In a 1994 congressional
testimony, Cole said that none of this had been revealed to the public
until a 1976 newspaper story revealed the story of a few of the first
experiments — though at least a Senate subcommittee had heard testimony
about experiments in New York City in 1975, according to a 1995 Newsday
report.
A mysterious death
When Edward Nevin III, the
grandson of the Edward Nevin who died in 1950, read about one of those
early tests in San Francisco, he connected the story to his
grandfather's death from a mysterious bacterial infection. He began to
try to convince the government to reveal more data about these
experiments.
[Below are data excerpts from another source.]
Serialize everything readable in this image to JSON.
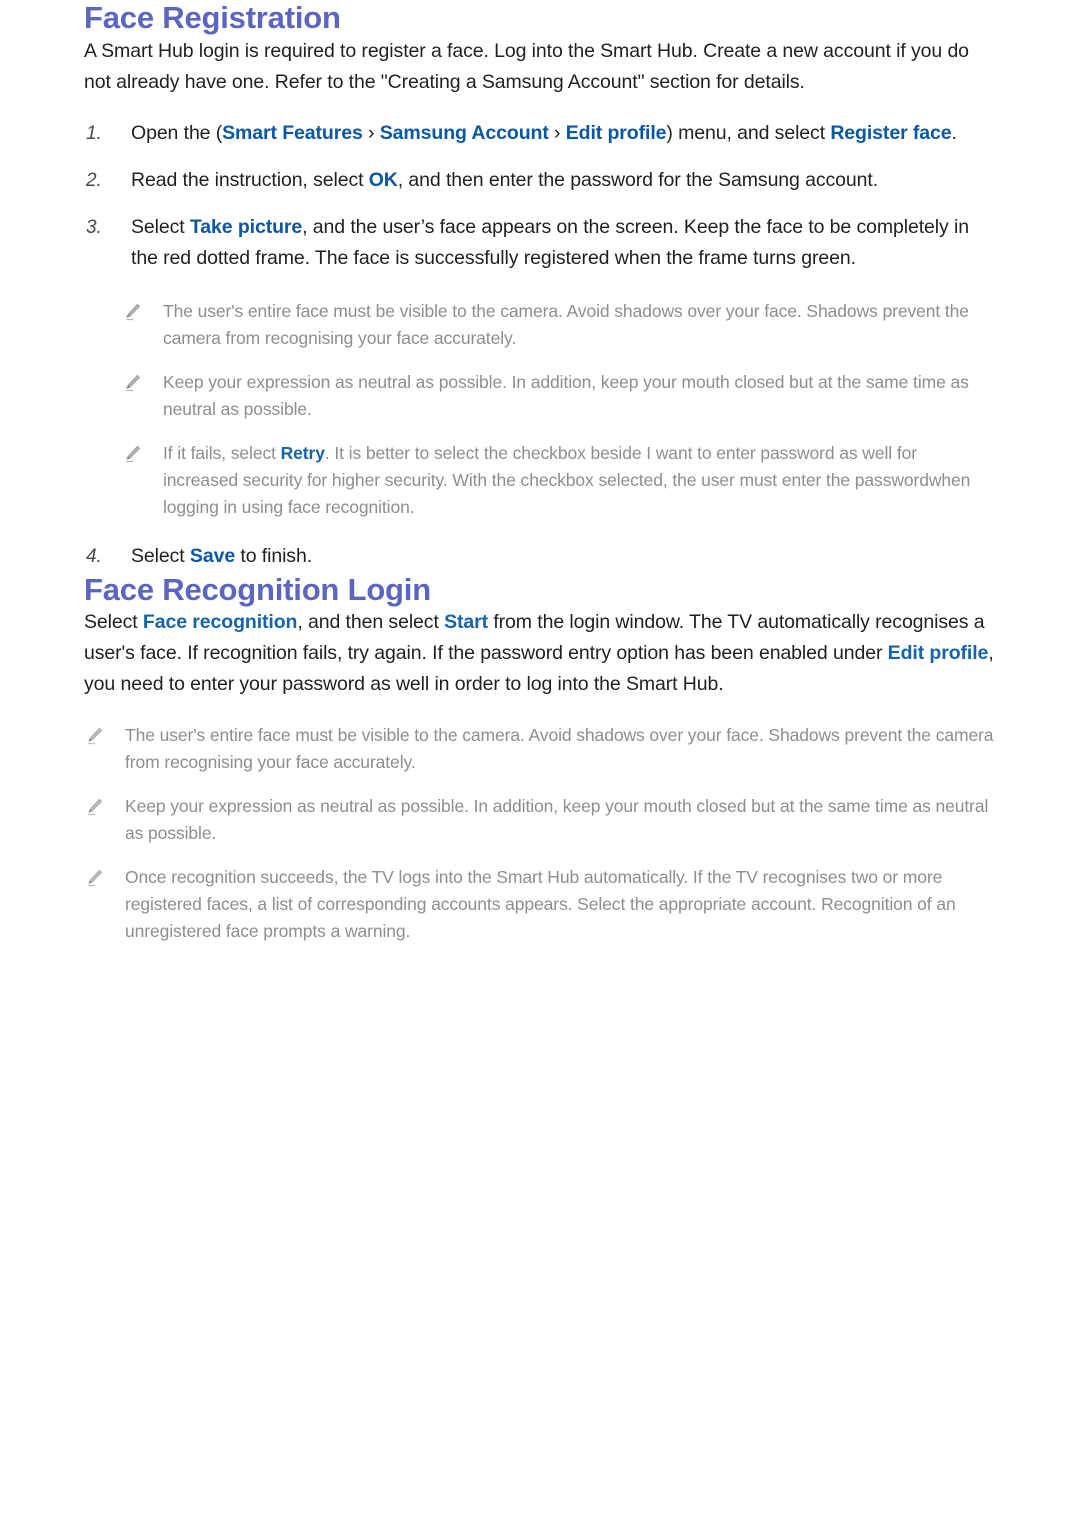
{
  "colors": {
    "heading": "#5b66c2",
    "keyword": "#0b57a4",
    "keyword_light": "#1464ac",
    "body_text": "#231f20",
    "note_text": "#8e8e91",
    "background": "#ffffff"
  },
  "sections": [
    {
      "id": "face-registration",
      "title": "Face Registration",
      "intro": {
        "line1": "A Smart Hub login is required to register a face. Log into the Smart Hub. Create a new account if you",
        "line2": "do not already have one. Refer to the \"Creating a Samsung Account\" section for details."
      },
      "steps": [
        {
          "num": "1.",
          "pre": "Open the (",
          "kw1": "Smart Features",
          "sep1": " › ",
          "kw2": "Samsung Account",
          "sep2": " › ",
          "kw3": "Edit profile",
          "mid": ") menu, and select ",
          "kw4": "Register face",
          "post": "."
        },
        {
          "num": "2.",
          "pre": "Read the instruction, select ",
          "kw1": "OK",
          "post": ", and then enter the password for the Samsung account."
        },
        {
          "num": "3.",
          "pre": "Select ",
          "kw1": "Take picture",
          "post": ", and the user’s face appears on the screen. Keep the face to be completely in the red dotted frame. The face is successfully registered when the frame turns green."
        },
        {
          "num": "4.",
          "pre": "Select ",
          "kw1": "Save",
          "post": " to finish."
        }
      ],
      "notes": [
        {
          "icon": "pencil-icon",
          "pre": "The user's entire face must be visible to the camera. Avoid shadows over your face. Shadows prevent the camera from recognising your face accurately.",
          "kw": "",
          "post": ""
        },
        {
          "icon": "pencil-icon",
          "pre": "Keep your expression as neutral as possible. In addition, keep your mouth closed but at the same time as neutral as possible.",
          "kw": "",
          "post": ""
        },
        {
          "icon": "pencil-icon",
          "pre": "If it fails, select ",
          "kw": "Retry",
          "post": ". It is better to select the checkbox beside I want to enter password as well for increased security for higher security. With the checkbox selected, the user must enter the passwordwhen logging in using face recognition."
        }
      ]
    },
    {
      "id": "face-recognition-login",
      "title": "Face Recognition Login",
      "paragraph": {
        "pre": "Select ",
        "kw1": "Face recognition",
        "mid1": ", and then select ",
        "kw2": "Start",
        "mid2": " from the login window. The TV automatically recognises a user's face. If recognition fails, try again. If the password entry option has been enabled under ",
        "kw3": "Edit profile",
        "post": ", you need to enter your password as well in order to log into the Smart Hub."
      },
      "notes": [
        {
          "icon": "pencil-icon",
          "text": "The user's entire face must be visible to the camera. Avoid shadows over your face. Shadows prevent the camera from recognising your face accurately."
        },
        {
          "icon": "pencil-icon",
          "text": "Keep your expression as neutral as possible. In addition, keep your mouth closed but at the same time as neutral as possible."
        },
        {
          "icon": "pencil-icon",
          "text": "Once recognition succeeds, the TV logs into the Smart Hub automatically. If the TV recognises two or more registered faces, a list of corresponding accounts appears. Select the appropriate account. Recognition of an unregistered face prompts a warning."
        }
      ]
    }
  ]
}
In 1977, they released a report
detailing more of that activity.
(Dbn/Wikimedia Commons) Serratia marcescens turns bread red as a bacterial colony grows.
In
1950, the first Edward Nevin had been recovering from a prostate
surgery when he suddenly fell ill with a severe urinary-tract infection
containing Serratia marcescens, the theoretically harmless
bacterium that's known for turning bread red in color. The bacteria had
reportedly never been found in the hospital before and was rare in the
Bay Area (and in California in general).
The bacteria spread to Nevin's heart and he died a few weeks later.
Another 10 patients showed up in
the hospital over the next few months, all with pneumonia symptoms and
the odd presence of Serratia marcescens. They all recovered.
Nevin's grandson
tried to sue
the government for wrongful death, but the court held that the
government was immune to a lawsuit for negligence and that they were
justified in conducting tests without subjects' knowledge. According to
The Wall Street Journal,
the Army stated that infections must have occurred inside the hospital
and the US Attorney argued that they had to conduct tests in a populated
area to see how a biological agent would affect that area.
In 2005,
the FDA stated
that "Serratia marcescens bacteria ... can cause serious,
life-threatening illness in patients with compromised immune systems."
The bacteria has shown up in a few other Bay Area health crises since
the 1950s,
according to The San Francisco Chronicle, leading to some speculation that the original spraying could have established a new microbial population in the area.
While Nevin lost his lawsuit, he said afterward,
as quoted by Cole, "At least we are all aware of what can happen, even in this country ... I just hope the story won’t be forgotten."